Die dag kreeg de oppositie een dreun. President Alexander Loekasjenko, sinds 1994 aan de macht, won met bijna 80 procent van de stemmen. Een verkiezingszege bereikt met fraude, meenden de tegenstanders van Loekasjenko. Daarom togen ze op de avond van de uitslag naar het Oktoberplein, in het centrum van Minsk, om te protesteren tegen de uitslag. Het protest mondde uit in rellen tussen de oppositie en de politie. Zeshonderd oppositieleden, inclusief zeven presidentskandidaten, werden opgepakt.
In de dagen daarna volgde de ene arrestatie na de andere van mensen die op 19 december hadden geprotesteerd. Onder hen Joechnevitsj. Hij zat tien dagen vast. Hij zegt het terwijl hij flauwtjes lacht naar het gebouw schuin achter hem: het hoofdkantoor van de KGB, de Wit-Russische geheime dienst.
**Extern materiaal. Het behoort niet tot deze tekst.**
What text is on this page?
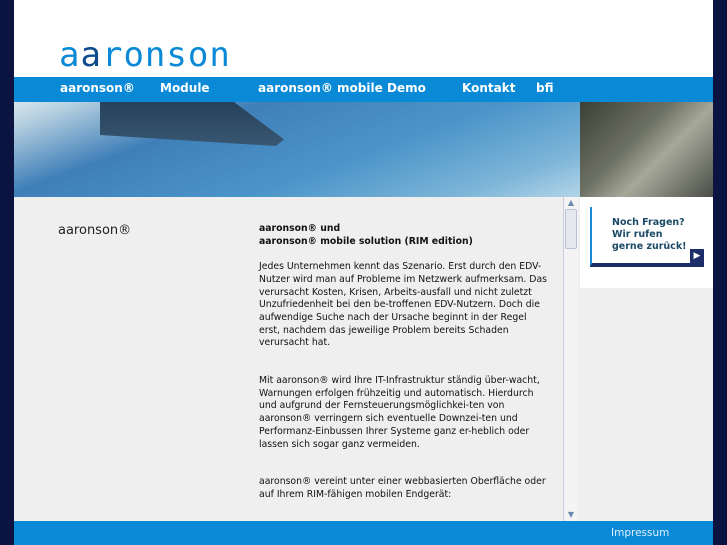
aaronson
aaronson® Module	aaronson® mobile Demo	Kontakt bfi
aaronson®	aaronson® und
aaronson® mobile solution (RIM edition)

Jedes Unternehmen kennt das Szenario. Erst durch den EDV-Nutzer wird man auf Probleme im Netzwerk aufmerksam. Das verursacht Kosten, Krisen, Arbeits-ausfall und nicht zuletzt Unzufriedenheit bei den be-troffenen EDV-Nutzern. Doch die aufwendige Suche nach der Ursache beginnt in der Regel erst, nachdem das jeweilige Problem bereits Schaden verursacht hat.

Mit aaronson® wird Ihre IT-Infrastruktur ständig über-wacht, Warnungen erfolgen frühzeitig und automatisch. Hierdurch und aufgrund der Fernsteuerungsmöglichkei-ten von aaronson® verringern sich eventuelle Downzei-ten und Performanz-Einbussen Ihrer Systeme ganz er-heblich oder lassen sich sogar ganz vermeiden.

aaronson® vereint unter einer webbasierten Oberfläche oder auf Ihrem RIM-fähigen mobilen Endgerät:

▲
▼
Noch Fragen?
Wir rufen
gerne zurück!
▶
Impressum
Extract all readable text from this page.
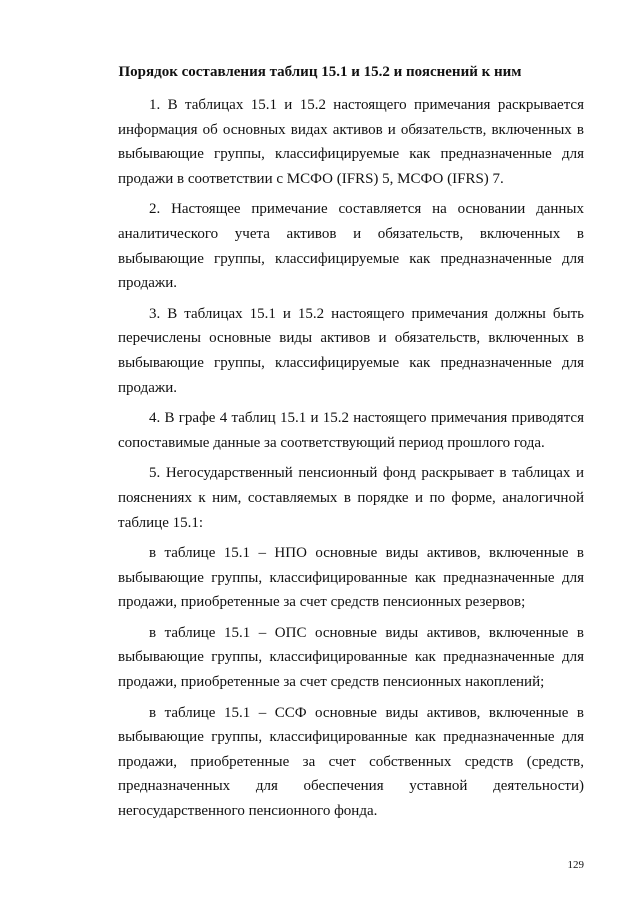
Порядок составления таблиц 15.1 и 15.2 и пояснений к ним

1. В таблицах 15.1 и 15.2 настоящего примечания раскрывается информация об основных видах активов и обязательств, включенных в выбывающие группы, классифицируемые как предназначенные для продажи в соответствии с МСФО (IFRS) 5, МСФО (IFRS) 7.

2. Настоящее примечание составляется на основании данных аналитического учета активов и обязательств, включенных в выбывающие группы, классифицируемые как предназначенные для продажи.

3. В таблицах 15.1 и 15.2 настоящего примечания должны быть перечислены основные виды активов и обязательств, включенных в выбывающие группы, классифицируемые как предназначенные для продажи.

4. В графе 4 таблиц 15.1 и 15.2 настоящего примечания приводятся сопоставимые данные за соответствующий период прошлого года.

5. Негосударственный пенсионный фонд раскрывает в таблицах и пояснениях к ним, составляемых в порядке и по форме, аналогичной таблице 15.1:

в таблице 15.1 – НПО основные виды активов, включенные в выбывающие группы, классифицированные как предназначенные для продажи, приобретенные за счет средств пенсионных резервов;

в таблице 15.1 – ОПС основные виды активов, включенные в выбывающие группы, классифицированные как предназначенные для продажи, приобретенные за счет средств пенсионных накоплений;

в таблице 15.1 – ССФ основные виды активов, включенные в выбывающие группы, классифицированные как предназначенные для продажи, приобретенные за счет собственных средств (средств, предназначенных для обеспечения уставной деятельности) негосударственного пенсионного фонда.

129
Zes maanden na de verkiezingen dwaalt de oppositie verloren rond. Een aantal opgepakte presidentskandidaten, waaronder Loekasjenko’s grootste rivaal Andrej Sannikov, zijn veroordeeld tot celstraffen, die oplopen tot zes jaar wegens het organiseren van massaprotesten. De opgejaagde achterban, belangrijk voor het organiseren van acties, het maken van kranten en het bijhouden van websites, is geminimaliseerd. Een groot deel zit in de gevangenis of is gevlucht naar het buitenland.
„We missen symbolen. Een gezicht”, zegt Igor Drako (37) in een koffiehuis in Minsk. Hij zat in het campagneteam van presidentskandidaat Alec Michalevitsj, die na te zijn vrijgelaten uit de gevangenis naar het buitenland is gevlucht. Verder dan acties, waarbij posters van gevangen oppositieleden op muren worden gehangen, komt Joechnevitsj niet. Hij betreurt het gebrek aan daadkracht. „We kunnen niet veel doen. We zijn met weinig.”
Nooit zag de oppositie deze repressie aankomen. „Niemand had dit verwacht”, zegt Drako. „Vroeger werd weleens een oppositieleider opgepakt. Maar dan ging het om een of twee personen. Niet zeven tegelijkertijd.”
De harde aanpak komt voort uit de lessen die Loekasjenko heeft geleerd van eerdere revoluties in Georgië en Oekraïne, meent de Wit-Russische politiek analist Andrej Ljachovitsj. „Loekasjenko heeft de rellen aangegrepen om toe te slaan. Hij heeft duidelijk willen maken dat in Wit-Rusland geen revolutie komt. Nu hangt de oppositie als een bokser in de touwen.”